How leading and logic are not always healthy bedfellows.
How might a hyper-focus on thinking and analysing see you getting in your own way?
It’s a phrase we hear very frequently in schools ….’Let me think about that’. Indeed, in education we actively encourage students to develop ‘thinking skills’. Certainly, in leadership there can be great value in considering issues, to working through things and focusing on cognition.
I wonder how often we consciously, or unconsciously for that matter, actually engage in ‘Hyper-Rational behaviours’ or even ‘logical thinking’ in an extreme or excessive way? How often do we feel the compulsion to shift from instinct and intuition (that ‘gut feeling’) towards checking what the data and evidence might suggest to us.

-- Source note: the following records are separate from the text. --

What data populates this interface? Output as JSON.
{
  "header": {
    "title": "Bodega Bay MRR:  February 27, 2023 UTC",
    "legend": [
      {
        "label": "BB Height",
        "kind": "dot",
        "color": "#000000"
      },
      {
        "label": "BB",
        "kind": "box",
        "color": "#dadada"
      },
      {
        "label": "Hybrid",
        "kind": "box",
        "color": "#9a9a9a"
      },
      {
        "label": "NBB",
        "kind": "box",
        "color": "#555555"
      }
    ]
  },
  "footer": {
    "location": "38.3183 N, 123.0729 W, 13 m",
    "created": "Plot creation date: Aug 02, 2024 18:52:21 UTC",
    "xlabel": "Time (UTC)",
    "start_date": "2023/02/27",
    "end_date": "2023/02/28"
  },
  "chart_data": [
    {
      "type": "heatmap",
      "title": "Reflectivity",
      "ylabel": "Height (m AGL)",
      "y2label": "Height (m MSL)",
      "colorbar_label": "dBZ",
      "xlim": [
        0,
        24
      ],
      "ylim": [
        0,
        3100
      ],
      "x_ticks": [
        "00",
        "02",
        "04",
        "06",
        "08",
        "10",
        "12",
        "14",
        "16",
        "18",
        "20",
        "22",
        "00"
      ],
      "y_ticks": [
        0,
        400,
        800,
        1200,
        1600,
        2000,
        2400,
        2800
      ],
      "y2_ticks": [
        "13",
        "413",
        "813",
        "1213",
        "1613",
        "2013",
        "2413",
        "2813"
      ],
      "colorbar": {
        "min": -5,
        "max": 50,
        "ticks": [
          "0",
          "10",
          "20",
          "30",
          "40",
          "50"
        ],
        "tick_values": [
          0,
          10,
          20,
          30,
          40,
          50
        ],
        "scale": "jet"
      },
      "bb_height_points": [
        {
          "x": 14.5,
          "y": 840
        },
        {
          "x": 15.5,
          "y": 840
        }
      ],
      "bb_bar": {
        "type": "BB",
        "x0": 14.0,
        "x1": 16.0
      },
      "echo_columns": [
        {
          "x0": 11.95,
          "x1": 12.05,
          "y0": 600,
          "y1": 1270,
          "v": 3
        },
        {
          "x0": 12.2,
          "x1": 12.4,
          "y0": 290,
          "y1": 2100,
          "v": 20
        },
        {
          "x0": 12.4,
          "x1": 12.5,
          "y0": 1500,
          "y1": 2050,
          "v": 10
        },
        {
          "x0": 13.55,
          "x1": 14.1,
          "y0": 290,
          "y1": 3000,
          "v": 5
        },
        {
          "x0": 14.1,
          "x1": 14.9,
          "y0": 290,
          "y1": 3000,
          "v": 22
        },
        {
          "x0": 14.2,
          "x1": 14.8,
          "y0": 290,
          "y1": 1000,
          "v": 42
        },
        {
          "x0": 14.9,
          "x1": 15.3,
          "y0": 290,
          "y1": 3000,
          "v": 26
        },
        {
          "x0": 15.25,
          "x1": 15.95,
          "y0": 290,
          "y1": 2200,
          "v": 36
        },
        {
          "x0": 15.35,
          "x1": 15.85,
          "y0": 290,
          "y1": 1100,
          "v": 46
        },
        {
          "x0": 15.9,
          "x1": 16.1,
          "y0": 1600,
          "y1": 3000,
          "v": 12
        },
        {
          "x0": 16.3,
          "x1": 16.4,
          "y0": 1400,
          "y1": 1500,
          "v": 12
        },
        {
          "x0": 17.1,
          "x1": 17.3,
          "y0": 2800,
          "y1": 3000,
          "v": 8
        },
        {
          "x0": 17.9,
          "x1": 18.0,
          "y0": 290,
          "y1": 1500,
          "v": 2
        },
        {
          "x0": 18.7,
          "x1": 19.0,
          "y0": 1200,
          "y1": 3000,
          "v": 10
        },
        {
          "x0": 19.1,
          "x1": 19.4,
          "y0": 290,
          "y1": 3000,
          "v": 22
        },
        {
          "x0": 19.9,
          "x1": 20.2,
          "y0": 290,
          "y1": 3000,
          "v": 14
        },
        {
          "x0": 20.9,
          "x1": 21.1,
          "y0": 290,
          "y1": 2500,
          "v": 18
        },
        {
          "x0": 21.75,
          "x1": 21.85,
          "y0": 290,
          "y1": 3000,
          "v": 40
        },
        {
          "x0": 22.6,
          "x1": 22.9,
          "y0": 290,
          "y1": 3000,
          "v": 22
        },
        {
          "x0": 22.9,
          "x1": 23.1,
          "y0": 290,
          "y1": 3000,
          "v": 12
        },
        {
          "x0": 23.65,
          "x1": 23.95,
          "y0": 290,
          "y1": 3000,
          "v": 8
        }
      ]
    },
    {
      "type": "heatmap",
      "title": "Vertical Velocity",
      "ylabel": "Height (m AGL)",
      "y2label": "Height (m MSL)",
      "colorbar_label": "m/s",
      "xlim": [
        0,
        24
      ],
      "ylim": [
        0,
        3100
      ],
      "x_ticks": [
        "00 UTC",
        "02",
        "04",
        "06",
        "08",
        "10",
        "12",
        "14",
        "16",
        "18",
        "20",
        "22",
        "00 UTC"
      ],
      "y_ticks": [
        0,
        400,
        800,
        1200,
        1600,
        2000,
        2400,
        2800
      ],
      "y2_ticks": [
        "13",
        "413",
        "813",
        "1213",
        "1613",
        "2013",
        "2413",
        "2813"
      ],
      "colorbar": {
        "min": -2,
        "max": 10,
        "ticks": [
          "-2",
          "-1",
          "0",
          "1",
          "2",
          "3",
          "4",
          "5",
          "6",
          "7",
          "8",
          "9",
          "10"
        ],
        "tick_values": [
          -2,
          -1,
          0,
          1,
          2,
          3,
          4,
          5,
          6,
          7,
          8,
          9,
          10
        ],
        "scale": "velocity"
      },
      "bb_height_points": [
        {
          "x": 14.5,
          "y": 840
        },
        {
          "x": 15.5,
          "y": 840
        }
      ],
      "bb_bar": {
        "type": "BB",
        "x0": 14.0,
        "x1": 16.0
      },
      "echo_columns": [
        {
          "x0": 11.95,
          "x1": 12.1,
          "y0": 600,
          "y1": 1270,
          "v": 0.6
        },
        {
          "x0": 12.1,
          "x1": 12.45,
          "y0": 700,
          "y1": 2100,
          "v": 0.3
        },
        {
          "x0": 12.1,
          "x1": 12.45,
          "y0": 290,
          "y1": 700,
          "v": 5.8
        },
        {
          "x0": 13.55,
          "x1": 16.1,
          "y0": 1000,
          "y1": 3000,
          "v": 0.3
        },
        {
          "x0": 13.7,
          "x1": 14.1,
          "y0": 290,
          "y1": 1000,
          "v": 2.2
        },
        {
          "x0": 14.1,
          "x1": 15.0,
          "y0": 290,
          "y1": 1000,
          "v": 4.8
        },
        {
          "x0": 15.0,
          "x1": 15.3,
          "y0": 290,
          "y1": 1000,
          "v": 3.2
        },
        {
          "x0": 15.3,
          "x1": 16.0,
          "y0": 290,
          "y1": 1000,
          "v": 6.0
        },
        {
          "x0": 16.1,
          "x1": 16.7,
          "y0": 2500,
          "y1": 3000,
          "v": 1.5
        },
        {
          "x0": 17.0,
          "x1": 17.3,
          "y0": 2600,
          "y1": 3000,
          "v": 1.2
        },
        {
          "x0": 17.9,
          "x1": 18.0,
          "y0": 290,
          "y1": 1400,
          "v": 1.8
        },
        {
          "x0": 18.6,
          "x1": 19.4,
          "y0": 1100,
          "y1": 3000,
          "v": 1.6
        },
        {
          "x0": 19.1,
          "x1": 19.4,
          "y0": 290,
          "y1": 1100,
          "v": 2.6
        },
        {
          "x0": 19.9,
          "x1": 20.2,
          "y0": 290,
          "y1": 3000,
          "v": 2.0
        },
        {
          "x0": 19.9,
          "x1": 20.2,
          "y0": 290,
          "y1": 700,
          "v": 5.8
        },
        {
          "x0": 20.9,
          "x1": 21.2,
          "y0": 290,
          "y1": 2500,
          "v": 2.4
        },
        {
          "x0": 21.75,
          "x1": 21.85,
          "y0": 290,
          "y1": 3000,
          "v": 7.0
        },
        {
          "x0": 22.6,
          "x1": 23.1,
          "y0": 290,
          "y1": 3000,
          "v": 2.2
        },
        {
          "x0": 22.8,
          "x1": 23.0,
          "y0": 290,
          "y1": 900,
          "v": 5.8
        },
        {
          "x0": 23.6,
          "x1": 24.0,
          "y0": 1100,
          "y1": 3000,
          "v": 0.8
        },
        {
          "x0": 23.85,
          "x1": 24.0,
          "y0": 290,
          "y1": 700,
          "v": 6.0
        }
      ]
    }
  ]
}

And how do we respond when we experience cognitive dissonance (that state of being when our beliefs and intuition are somehow inconsistent or even contrary with the evidence that is in front of us)?
After all, in leadership, if we can’t point to the evidence as a source of justification for a decisions or behaviours, how can we stand by our actions? Do you (or know others) that have:
An intense and almost exclusive focus on the rational processing of everything, including relationships?
Passion for the mastery of knowledge, understanding and deep insight?
High penchant for scepticism and debate, favouring intensely deep conversations where evidence can be cited in support of an opinion (often seeing opinion as either ‘right’ or ‘wrong’)?
A preference for cognition and processing to such an extent that it is almost visible?
Well, if so, it turns out you are not alone.
It seems that there are those in leadership who, despite having numerous admirable qualities and well-developed skills, feel an inner compulsion to be analytical and logical, to give great consideration to issues and processes, being driven by data and facts.